I’ve heard the two of them moving around in the mornings, and I see them walking across the fields toward the house nearly every day.

So the ladies can watch Lavender while Heath goes to work.

That’s what I was told the first day.

When I was helpful.

I hope.

I could offer to walk her over, but I don’t yet trust myself to make it there without causing some kind of incident, so it’s probably best that Lavender and I both have a chaperone.

“How so?” I ask her as we all fall into step together.

“Those eggs you spilled were dragon eggs. They snuck in and replaced the chicken eggs with the bad dragon eggs, and the bad dragon eggs burned the bottom of the carton off when you lifted it.”

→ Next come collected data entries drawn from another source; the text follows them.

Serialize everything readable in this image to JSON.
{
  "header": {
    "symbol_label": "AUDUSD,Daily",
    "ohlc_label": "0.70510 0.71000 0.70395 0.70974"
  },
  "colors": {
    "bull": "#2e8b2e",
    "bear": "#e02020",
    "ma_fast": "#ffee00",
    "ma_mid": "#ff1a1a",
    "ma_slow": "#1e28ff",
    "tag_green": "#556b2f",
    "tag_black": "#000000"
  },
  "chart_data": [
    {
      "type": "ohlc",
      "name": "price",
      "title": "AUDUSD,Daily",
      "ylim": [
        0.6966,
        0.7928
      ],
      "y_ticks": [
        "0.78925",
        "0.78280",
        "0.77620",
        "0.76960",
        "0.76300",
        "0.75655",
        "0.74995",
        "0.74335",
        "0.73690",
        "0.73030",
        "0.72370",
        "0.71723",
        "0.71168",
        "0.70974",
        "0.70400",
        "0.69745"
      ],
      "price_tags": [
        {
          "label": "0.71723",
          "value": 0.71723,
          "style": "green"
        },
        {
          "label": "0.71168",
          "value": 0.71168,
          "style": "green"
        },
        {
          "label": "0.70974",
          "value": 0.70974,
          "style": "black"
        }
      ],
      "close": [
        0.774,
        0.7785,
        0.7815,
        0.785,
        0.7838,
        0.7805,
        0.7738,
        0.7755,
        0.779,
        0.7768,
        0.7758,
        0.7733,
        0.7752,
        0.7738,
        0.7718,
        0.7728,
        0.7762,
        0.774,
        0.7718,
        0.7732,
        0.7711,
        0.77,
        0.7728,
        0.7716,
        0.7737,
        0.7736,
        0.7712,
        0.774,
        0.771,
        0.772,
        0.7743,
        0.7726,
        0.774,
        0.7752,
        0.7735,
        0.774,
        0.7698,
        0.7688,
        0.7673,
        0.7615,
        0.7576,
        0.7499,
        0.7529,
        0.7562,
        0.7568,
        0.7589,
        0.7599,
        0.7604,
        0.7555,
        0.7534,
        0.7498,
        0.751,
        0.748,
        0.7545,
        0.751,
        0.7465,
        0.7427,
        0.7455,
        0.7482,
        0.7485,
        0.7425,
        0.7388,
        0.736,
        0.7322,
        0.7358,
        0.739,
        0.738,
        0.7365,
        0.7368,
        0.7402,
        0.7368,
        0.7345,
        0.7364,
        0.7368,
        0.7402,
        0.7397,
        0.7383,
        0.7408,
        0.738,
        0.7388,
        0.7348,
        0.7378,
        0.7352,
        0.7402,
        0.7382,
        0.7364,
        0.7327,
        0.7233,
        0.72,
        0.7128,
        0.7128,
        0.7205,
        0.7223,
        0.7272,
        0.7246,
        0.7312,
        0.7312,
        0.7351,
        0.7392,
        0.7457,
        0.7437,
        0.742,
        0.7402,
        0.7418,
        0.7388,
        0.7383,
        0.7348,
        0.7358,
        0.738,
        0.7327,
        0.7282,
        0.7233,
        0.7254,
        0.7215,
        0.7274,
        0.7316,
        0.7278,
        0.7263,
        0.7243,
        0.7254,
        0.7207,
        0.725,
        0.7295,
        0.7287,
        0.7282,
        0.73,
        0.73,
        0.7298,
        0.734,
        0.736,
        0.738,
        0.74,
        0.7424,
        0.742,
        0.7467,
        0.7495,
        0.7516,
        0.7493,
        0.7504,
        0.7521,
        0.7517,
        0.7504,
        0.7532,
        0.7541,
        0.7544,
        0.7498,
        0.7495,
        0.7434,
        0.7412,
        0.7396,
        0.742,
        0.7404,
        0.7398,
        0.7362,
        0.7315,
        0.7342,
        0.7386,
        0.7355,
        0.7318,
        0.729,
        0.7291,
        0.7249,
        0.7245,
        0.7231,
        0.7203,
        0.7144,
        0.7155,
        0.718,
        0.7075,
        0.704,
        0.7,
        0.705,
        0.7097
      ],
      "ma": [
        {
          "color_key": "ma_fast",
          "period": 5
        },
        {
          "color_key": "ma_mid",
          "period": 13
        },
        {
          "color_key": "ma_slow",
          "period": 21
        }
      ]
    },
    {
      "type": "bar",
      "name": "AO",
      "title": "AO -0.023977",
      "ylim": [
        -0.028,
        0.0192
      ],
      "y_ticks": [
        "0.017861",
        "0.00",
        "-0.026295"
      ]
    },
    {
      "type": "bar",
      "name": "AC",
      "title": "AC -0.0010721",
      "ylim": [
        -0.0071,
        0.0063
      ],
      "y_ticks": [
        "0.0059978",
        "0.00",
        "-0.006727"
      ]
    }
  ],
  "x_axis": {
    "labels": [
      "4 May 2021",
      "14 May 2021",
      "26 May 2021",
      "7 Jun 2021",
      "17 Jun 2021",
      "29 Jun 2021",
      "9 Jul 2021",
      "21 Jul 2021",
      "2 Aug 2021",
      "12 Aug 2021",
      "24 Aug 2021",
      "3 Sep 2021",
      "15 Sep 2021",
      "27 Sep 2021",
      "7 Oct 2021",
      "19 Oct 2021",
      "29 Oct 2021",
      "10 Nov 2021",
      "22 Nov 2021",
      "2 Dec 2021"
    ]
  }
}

I manage to not wince at all or slow my pace or change my mind about going to the house at the reminder of the egg incident. “You’ve been studying dragons?”

“I’m a dragon slayer,” she announces.

“Are you still a cat too?”

“Cricket. I was never a cat. I could just talk to them.”

I used to offer to take my nieces and nephews for a day to give my sisters a break, or to watch them so they could have date nights with their husbands, but they rarely took me up on it.

Talking to Lavender about cats and dragons—it makes me wish they’d let me be Aunt Cricket back home more than on holidays and birthdays and special occasions.

One more way they didn’t accept who I am and how I’m different.

One more way that they made me feel like I was wrong. Unworthy.

“Can you talk to the dragons too?” I ask Lavender.

“Yes, but you can’t hear me when I do. It’s at subatomic frenemies.”

“Subhuman frequencies,” Heath murmurs.

Lav slides me a cheeky grin that makes me bark out a rusty laugh.

I’ve been reading. Mostly popular fiction that makes me cry.

I’ve also been watching documentaries. Mostly true crime that also makes me cry.

So laughing?

This is nice.

I like laughing.

Lavender tells me all about where she’s found dragons in the house and the garden while we stroll through a break in the grapevines.

“Different varieties,” Heath tells me when he notices me glancing at another wider break in the fields going a different direction.